Fear behind GMO debate
- The Maui News, April 06, 2004
Opponents of growing genetically modified plants in Maui County test fields say the companies involved won't say exactly what they are doing or where, and that government oversight is hampered by a lack of personnel.
Proponents of the GMO trials say the fields are closely regulated by the U.S. Department of Agriculture, the Environmental Protection Agency, the Food and Drug Administration and the state of Hawaii.
It's a fear-laden issue fueled by stories of fish genes, mosquito viruses and the like being put into corn and other food crops, and of the companies involved attempting to "engineer" the world's food crops so only they can supply the seed needed for future crops.

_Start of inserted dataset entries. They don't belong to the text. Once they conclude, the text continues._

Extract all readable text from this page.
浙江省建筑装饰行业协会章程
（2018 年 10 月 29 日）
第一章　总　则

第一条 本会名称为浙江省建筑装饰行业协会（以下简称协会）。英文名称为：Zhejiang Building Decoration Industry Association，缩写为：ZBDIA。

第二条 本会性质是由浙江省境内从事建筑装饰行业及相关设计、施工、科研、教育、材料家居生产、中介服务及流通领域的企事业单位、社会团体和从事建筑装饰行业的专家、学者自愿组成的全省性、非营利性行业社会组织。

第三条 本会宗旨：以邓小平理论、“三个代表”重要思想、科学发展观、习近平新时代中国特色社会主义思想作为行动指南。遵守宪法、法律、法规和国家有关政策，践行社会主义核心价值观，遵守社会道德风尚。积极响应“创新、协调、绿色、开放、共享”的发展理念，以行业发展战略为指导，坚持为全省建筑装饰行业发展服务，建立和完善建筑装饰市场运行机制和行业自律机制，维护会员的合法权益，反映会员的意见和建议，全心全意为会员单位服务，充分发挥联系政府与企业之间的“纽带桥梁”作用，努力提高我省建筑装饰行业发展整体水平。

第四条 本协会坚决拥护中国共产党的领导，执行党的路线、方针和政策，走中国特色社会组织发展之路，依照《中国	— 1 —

On the other side, the companies and scientists fear the halting of testing and studies out of ignorance.
Opponents say there is no telling what dangers exist from playing what some call "paint-ball DNA." They cite a rise in allergies and other human ailments, along with ordinary crops being "polluted" by pollen drift from test fields. Maui and Molokai are prime locations for such fields because of the 12-month growing season.
Last Friday, the Maui County Council voted to send a resolution back to the Parks and Agriculture Committee. The resolution calls for the state to set up individual county advisory boards to review genetically modified organisms being developed or tested in Hawaii.
There is a difference of opinion as to whether such county advisory groups would have the authority to review confidential business information about GMOs. Sandra Lee Kunimoto, chairwoman of the state Board of Agriculture, says they would not.
On a molecular level, it doesn't matter what produced the gene - a test tube or a plant or a creature. The industry and scientists involved haven't done a good job of explaining that fact, leaving nonscientists to wonder.
Frankly, most of us don't have the training or the knowledge to figure this out on our own and could be susceptible to believing any science fiction story that might be related to us about these organisms. Decisions affecting something as important as our food supply need to be made out of knowledge, not fear.
If the notion of county advisory boards isn't dead, any such Maui County board should include Maui-based scientists who can understand the science, and industry representatives who can relate the means and objectives of the tests. The other essential component of such a board would be a translator who can put its findings in terms the council and the public can understand.